Post created by: Amanda
In our physics’ lectures we learned about pressure and how it equals the force of an object divided by its area, as shown in the equation P=F/A. We then went on to use this relationship to solve many different types of problems. One problem explained the different pressures created on the heels of two different types of shoes: heels or sneakers. We discovered that the weight (or force) of the person wearing the shoes doesn’t change, but only the area of the heel of the shoe that the weight of the person is pushing down on. If the area was large, such as the case with the sneaker, then the pressure generated will be relatively small. But if the area were to be very small, like the heels, then the same force divided by the small area will create a large pressure.
Now, how does this apply to the movie Ant Man? Well, if you’ve watched the movie they explain this pretty well, but essentially the same thing that was going on in our shoe example happens with the Ant Man as he shrinks. When he is his regular human size, any of his movements - such as fighting someone - will feel to his victims like an average human fighting. But when he shrinks to the size of an ant, his overall area drastically decreases also. And, since the force of his punches stay the same, when it’s divided by the much smaller area the pressure generated is vastly larger than that of an average human’s. As a result, Ant Man is capable of dealing deathly blows and causing serious damage due to his dramatic decrease in size and maintenance of a large force.
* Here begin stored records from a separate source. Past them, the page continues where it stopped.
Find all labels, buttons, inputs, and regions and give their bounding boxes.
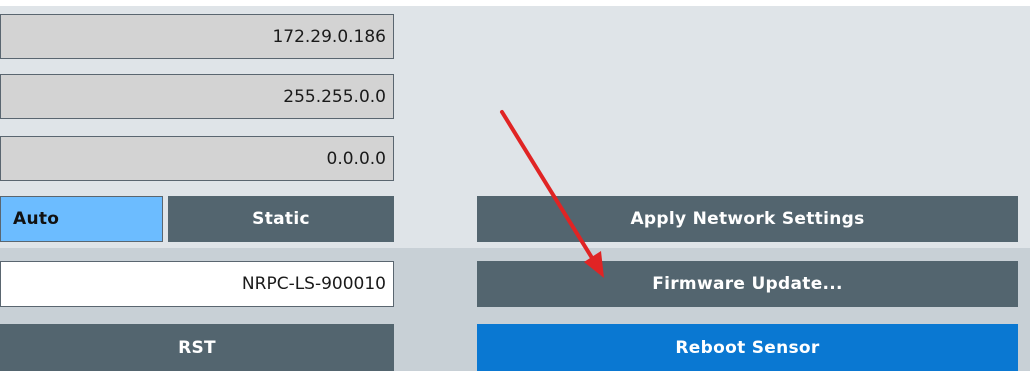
subnet-mask-value: 255.255.0.0: [283, 86, 386, 107]
firmware-update-label: Firmware Update...: [652, 274, 843, 294]
firmware-update-button[interactable]: Firmware Update...: [477, 261, 1018, 307]
apply-network-settings-button[interactable]: Apply Network Settings: [477, 196, 1018, 242]
hostname-field[interactable]: NRPC-LS-900010: [0, 261, 394, 307]
mode-static-label: Static: [252, 209, 310, 229]
ip-address-value: 172.29.0.186: [272, 26, 386, 47]
mode-auto-label: Auto: [13, 209, 60, 229]
ip-address-field[interactable]: 172.29.0.186: [0, 14, 394, 59]
hostname-value: NRPC-LS-900010: [241, 274, 386, 294]
gateway-value: 0.0.0.0: [326, 148, 386, 169]
rst-button[interactable]: RST: [0, 324, 394, 371]
subnet-mask-field[interactable]: 255.255.0.0: [0, 74, 394, 119]
rst-label: RST: [178, 337, 216, 358]
mode-auto-button[interactable]: Auto: [0, 196, 163, 242]
gateway-field[interactable]: 0.0.0.0: [0, 136, 394, 181]
reboot-sensor-label: Reboot Sensor: [675, 337, 820, 358]
apply-network-settings-label: Apply Network Settings: [630, 209, 865, 229]
reboot-sensor-button[interactable]: Reboot Sensor: [477, 324, 1018, 371]
mode-static-button[interactable]: Static: [168, 196, 394, 242]
network-settings-panel: 172.29.0.186 255.255.0.0 0.0.0.0 Auto St…: [0, 0, 1036, 371]
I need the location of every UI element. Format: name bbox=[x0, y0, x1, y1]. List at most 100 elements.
To better understand, we’ll look at the numbers behind this principle. A human punch has an average force of 1445.67 N (The Physics of Punching Someone in the Face), and the average pressure is 499,869.5 Pa (Punching in a Street Fight). Based off of these measurements, we can manipulate the equation P=F/A to solve for area, or A=F/P, and get the average area involved in the punch to be 0.0029 m^2. Now, to find how much Ant Man’s pressure per punch increases when he shrinks, we simply find his new area. Since a human is roughly 558.667 times larger than an ant (How Big is an Ant Compared to a Human?), when Ant Man shrinks to an ant’s size, his area is roughly 5.191 x 10^-5 m^2. Since his force stays the same, his new pressure generated by this much smaller area will be about 27,849,547.3 Pa, which is almost 56 times larger than when he was human sized.
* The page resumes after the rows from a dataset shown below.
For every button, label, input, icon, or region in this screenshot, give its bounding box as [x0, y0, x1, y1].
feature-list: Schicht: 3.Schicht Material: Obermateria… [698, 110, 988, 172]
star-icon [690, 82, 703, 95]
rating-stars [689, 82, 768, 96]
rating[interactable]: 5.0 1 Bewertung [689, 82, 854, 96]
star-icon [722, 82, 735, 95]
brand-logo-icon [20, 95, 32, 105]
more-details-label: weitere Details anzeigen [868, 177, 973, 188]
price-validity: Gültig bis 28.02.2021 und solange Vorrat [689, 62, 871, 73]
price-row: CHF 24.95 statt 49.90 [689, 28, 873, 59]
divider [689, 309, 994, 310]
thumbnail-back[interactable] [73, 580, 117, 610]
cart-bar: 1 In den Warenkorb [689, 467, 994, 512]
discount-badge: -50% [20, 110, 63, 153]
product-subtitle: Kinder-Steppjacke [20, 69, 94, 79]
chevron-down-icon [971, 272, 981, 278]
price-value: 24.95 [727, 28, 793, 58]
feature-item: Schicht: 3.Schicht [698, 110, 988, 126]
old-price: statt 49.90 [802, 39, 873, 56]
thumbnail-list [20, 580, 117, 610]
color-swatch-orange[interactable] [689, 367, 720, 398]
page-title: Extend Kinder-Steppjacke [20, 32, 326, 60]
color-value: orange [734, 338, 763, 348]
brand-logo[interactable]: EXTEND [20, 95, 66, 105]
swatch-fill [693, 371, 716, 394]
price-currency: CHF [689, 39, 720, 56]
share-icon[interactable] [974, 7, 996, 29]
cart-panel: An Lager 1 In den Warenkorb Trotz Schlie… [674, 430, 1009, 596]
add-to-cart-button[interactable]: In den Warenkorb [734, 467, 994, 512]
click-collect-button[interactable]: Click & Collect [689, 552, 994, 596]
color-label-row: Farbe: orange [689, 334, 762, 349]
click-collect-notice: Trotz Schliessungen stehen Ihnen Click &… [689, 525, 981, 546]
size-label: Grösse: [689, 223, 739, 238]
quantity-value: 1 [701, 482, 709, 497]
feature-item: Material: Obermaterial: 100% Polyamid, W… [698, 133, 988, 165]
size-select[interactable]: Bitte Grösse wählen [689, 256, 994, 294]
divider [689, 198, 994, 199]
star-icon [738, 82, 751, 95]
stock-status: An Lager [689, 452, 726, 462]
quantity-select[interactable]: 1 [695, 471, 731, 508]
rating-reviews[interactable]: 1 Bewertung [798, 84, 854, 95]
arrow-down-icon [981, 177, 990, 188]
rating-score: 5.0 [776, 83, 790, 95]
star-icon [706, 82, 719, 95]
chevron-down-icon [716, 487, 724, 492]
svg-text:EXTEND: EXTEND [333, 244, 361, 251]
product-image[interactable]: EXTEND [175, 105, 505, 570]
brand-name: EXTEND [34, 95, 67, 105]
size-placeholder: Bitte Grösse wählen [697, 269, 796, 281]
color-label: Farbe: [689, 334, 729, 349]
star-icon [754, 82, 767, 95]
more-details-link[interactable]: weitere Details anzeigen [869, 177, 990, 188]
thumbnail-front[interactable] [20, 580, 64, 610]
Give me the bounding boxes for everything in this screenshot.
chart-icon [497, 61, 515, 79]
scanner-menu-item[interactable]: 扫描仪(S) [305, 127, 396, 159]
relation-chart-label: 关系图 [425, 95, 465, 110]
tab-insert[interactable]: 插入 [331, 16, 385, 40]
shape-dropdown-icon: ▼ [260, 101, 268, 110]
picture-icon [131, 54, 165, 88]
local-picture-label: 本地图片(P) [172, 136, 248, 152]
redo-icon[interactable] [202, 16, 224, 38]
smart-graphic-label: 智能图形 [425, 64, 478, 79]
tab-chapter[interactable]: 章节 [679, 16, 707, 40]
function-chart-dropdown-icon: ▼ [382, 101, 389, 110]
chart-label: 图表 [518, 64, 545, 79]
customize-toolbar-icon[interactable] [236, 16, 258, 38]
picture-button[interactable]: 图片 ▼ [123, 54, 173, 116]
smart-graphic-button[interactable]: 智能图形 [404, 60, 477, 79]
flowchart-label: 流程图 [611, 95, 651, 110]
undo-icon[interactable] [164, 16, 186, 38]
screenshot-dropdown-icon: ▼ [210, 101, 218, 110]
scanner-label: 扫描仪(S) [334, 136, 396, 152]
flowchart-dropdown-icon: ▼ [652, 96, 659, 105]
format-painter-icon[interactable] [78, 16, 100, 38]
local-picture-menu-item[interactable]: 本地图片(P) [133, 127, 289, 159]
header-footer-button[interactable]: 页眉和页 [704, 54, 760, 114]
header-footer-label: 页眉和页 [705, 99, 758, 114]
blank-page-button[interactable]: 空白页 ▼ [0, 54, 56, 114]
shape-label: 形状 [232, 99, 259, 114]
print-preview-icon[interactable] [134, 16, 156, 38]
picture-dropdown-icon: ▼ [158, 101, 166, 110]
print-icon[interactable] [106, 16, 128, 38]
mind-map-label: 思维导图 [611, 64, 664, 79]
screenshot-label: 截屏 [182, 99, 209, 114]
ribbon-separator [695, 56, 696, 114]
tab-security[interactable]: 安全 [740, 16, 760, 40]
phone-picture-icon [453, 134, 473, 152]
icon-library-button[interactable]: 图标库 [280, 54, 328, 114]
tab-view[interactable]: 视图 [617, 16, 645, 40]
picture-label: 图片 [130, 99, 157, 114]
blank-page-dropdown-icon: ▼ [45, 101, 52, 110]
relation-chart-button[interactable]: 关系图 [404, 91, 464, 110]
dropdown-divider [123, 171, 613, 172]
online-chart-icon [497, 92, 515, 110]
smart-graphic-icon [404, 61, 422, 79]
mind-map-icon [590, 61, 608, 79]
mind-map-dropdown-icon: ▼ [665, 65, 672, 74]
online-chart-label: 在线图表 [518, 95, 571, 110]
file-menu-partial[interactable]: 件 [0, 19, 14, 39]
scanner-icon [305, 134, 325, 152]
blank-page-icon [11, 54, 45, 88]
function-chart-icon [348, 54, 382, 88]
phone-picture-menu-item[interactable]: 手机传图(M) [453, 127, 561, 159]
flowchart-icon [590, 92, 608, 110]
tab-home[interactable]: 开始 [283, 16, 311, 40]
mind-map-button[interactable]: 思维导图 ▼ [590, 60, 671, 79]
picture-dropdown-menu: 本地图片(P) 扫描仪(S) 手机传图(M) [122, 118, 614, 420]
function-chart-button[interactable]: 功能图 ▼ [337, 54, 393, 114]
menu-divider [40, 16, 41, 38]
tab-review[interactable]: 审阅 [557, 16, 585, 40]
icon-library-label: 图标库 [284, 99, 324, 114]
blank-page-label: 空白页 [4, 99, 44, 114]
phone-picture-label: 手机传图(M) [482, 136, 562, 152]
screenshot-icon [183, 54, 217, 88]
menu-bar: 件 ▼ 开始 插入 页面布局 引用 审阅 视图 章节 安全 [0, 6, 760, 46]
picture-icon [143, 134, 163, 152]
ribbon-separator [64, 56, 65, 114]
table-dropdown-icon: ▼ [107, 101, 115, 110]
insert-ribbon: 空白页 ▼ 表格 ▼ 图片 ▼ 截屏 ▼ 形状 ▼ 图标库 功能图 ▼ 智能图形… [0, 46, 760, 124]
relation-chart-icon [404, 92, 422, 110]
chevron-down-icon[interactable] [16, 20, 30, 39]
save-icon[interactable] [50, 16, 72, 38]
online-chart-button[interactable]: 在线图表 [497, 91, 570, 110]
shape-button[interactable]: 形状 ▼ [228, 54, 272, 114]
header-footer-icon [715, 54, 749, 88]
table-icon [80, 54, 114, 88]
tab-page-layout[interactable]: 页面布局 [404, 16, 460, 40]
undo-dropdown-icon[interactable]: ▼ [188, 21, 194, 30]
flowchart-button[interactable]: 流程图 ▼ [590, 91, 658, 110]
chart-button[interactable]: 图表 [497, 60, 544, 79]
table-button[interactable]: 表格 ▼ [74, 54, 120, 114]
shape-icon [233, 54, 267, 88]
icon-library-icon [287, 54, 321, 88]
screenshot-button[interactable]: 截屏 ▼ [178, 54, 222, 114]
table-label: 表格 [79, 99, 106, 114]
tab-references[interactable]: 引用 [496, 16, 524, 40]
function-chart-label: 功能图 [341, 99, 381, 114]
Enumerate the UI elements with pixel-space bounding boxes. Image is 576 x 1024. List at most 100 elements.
Adams , C. (2010, July 23). The Physics of Punching Someone in the Face. Retrieved February 6, 2020, from https://www.washingtoncitypaper.com/columns/straight-dope/article/13039270/straight-dope-the-physics-of- punching-someone-in-the-face
King, R. (2016, November 15). Punching in a Street Fight. Retrieved February 6, 2020, from https://kpcombat.ca/punching-in-a-street-fight
How big is an ant compared to a human? (2006, September 26). Retrieved February 6, 2020, from https://www.answers.com/Q/How_big_is_an_ant_compared_to_a_human
This does not look right. If Ant Man's size is decreased by a factor of ~560, one must note that the area of his hand must decrease by a factor of ~560² (since both dimensions of the part of the hand involved in the punch shrink). Hence the area decreases by a factor of ~3.1 x 10⁵. If the force remains the same, the pressure must increase by the very same incredible amount. This makes the pressure comparable to that exerted by a bullet on the human body.